Not only is that a common quote, it is a complicated quote as well.
It is complicated because it is not entirely wrong or entirely right.
Training methods, biohacking, and optimization saturate the health and fitness landscape nowadays. Knowing what to do is tough to decipher because there is conflicting information around every corner.
Do I need to do only zone 2 training?
Do I need to ditch eating carbs?
What ice bathtub should I be looking at?
If you pay any attention to the conversations on social media, you know that these above topics (among others) are all the rage and confusing for the layperson. I am only now making my escape from the dogma, and have spent much of my past few years as confused as anyone.
A main driver of feeling that you need to train, eat, recover, live, optimize like the best is the fear of missing out. It looks good so it must be good and is worth using, even if using it in your daily life has no impact, or worse, a negative impact.

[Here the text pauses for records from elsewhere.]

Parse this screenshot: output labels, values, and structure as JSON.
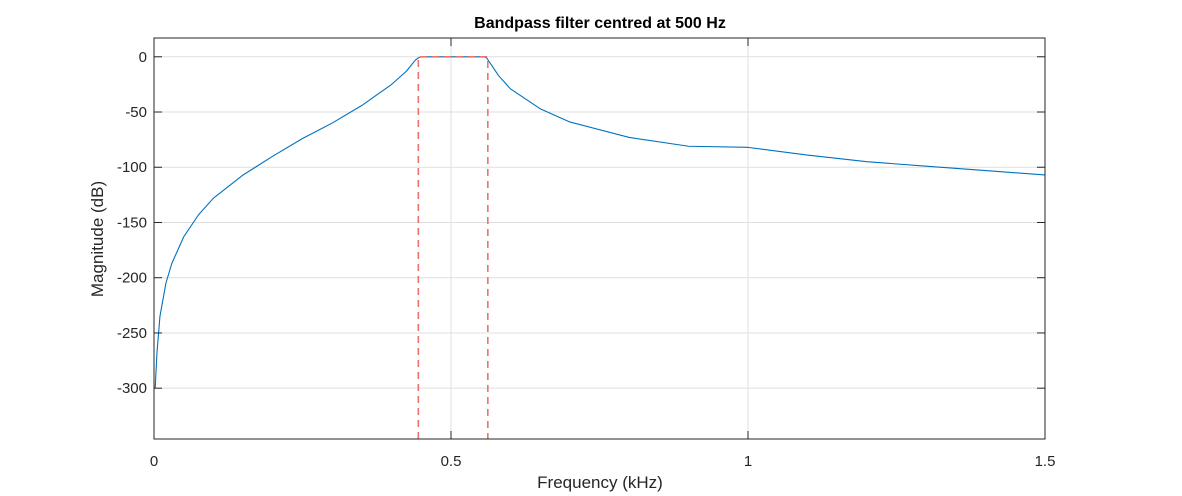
{
  "chart_data": {
    "type": "line",
    "title": "Bandpass filter centred at 500 Hz",
    "xlabel": "Frequency (kHz)",
    "ylabel": "Magnitude (dB)",
    "xlim": [
      0,
      1.5
    ],
    "ylim": [
      -346,
      17
    ],
    "xticks": [
      0,
      0.5,
      1,
      1.5
    ],
    "xtick_labels": [
      "0",
      "0.5",
      "1",
      "1.5"
    ],
    "yticks": [
      0,
      -50,
      -100,
      -150,
      -200,
      -250,
      -300
    ],
    "ytick_labels": [
      "0",
      "-50",
      "-100",
      "-150",
      "-200",
      "-250",
      "-300"
    ],
    "grid": true,
    "legend": "none",
    "series": [
      {
        "color": "#0072BD",
        "style": "solid",
        "x": [
          0.002,
          0.005,
          0.01,
          0.02,
          0.03,
          0.05,
          0.075,
          0.1,
          0.15,
          0.2,
          0.25,
          0.3,
          0.35,
          0.4,
          0.425,
          0.44,
          0.445,
          0.45,
          0.5,
          0.555,
          0.56,
          0.57,
          0.58,
          0.6,
          0.65,
          0.7,
          0.8,
          0.9,
          1.0,
          1.1,
          1.2,
          1.3,
          1.4,
          1.5
        ],
        "y": [
          -300,
          -268,
          -235,
          -205,
          -187,
          -163,
          -143,
          -128,
          -107,
          -90,
          -74,
          -60,
          -44,
          -25,
          -13,
          -3,
          -1,
          0,
          0,
          0,
          -1,
          -9,
          -17,
          -29,
          -47,
          -59,
          -73,
          -81,
          -82,
          -89,
          -95,
          -99,
          -103,
          -107
        ]
      },
      {
        "color": "#E8746B",
        "style": "dashed",
        "x": [
          0.445,
          0.445,
          0.5,
          0.562,
          0.562
        ],
        "y": [
          -346,
          0,
          0,
          0,
          -346
        ]
      }
    ]
  }
}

Yes, I have seen this stuff backfire.
To add to the complication, you aren’t in the wrong for thinking this way. Employing the latest trends in health and fitness is logical and can work for you, but the reason it may work is likely different from what is advertised.
I replied to a fellow follower on X who was talking about how he saw a popular swim workout, shared by an Elite, and was discouraged about how it was advertised as easy when it was not within his easy zone:
This small example poses an important question that served as a revelation for myself:
Are the protocols of the best effective because of what it is or because of how they approach doing it?
I am starting to think that it is the consistent day to day operation that makes the flashy, trendy things appear to work for these experts, gurus, and professionals.
It is not so much the thing as it is the lifestyle through which the thing is being applied.
The good news for an amateur like myself or like you is that we can act on being more consistent in everyday life and grabbing control of our surroundings.
Is there a guiding principle from this “trend” that fits my goals and aims?
What is the real reason why this can or cannot work?
Those may be better questions to ask.
From there you may be able to make that “world beater” strategy more tangible, tweak it to fit your needs, and work on being your best, not necessarily the best.